18 Punkte | 2023 bis 2027

Ein Teil wurde mit Maischegärung im Holzbottich, der andere Teil klassisch in der Barrique ohne Bâtonnage vinifiziert. Sehr subtile und reintönige Aromatik mit Agrumen, einem Anflug von Eiergebäck und edler, an nassen Stein erinnernder Mineralik. Im Gaumen subtil, ja tänzerisch, getragen von einer saftig präsenten Säure.

Trocla Nera 2020

17.5 Punkte | 2023 bis 2027

Aus zugekauften biologisch angebauten Pinot-Trauben im grossen Holzfass vinifiziert. Mehr als ein Zweitwein!
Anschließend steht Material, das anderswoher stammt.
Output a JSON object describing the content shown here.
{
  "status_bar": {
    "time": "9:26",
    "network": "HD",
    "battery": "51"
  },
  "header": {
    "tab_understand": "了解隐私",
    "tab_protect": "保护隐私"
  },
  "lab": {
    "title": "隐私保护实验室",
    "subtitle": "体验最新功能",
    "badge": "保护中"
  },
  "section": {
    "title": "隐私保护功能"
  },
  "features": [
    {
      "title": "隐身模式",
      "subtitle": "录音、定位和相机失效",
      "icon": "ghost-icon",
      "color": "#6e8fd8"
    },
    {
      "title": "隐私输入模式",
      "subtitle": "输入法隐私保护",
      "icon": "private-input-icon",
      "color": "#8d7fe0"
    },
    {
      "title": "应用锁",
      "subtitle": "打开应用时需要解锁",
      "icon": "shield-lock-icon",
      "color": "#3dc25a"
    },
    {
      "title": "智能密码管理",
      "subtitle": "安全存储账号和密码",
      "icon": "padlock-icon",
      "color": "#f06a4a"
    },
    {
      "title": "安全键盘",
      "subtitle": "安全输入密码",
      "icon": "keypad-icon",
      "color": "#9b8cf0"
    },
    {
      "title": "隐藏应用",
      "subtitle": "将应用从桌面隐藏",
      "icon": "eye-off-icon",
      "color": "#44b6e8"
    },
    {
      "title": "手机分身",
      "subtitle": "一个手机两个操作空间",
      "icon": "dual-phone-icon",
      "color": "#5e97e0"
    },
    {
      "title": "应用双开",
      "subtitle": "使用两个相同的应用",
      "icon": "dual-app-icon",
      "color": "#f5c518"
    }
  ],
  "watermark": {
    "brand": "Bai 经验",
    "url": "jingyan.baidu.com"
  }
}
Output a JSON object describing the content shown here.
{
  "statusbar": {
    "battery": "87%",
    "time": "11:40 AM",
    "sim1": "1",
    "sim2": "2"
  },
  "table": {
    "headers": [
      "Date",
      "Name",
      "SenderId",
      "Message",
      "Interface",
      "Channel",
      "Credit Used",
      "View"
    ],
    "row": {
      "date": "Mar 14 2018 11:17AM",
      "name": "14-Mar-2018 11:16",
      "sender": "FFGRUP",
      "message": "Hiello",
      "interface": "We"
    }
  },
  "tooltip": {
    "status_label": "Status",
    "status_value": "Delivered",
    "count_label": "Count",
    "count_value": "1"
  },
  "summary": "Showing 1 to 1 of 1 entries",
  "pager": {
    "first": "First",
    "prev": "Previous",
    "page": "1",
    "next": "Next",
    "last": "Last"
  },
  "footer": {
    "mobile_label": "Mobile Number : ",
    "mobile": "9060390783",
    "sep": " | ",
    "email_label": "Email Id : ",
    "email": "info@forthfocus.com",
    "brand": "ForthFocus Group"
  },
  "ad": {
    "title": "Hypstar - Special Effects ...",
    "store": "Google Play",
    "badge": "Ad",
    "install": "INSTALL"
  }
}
Betörende Aromen von roten und blauen Beeren, dezente, perfekt integrierte Würznoten. Auch im Gaumen viel Pinot-Frucht. Hat viel Klasse und Temperament.

Monolith 2021

18.5 Punkte | 2023 bis 2030

Zweifellos hat der biodynamische Anbau dem Monolith stetig mehr Charakter, aber auch Lebendigkeit verliehen. Aromen dunkler Beeren, dazu elegante, florale und ätherische Aromen. Im Gaumen perfekte Balance zwischen Power, beschwingter Fruchtigkeit und samtigem Schmelz. Langanhaltend.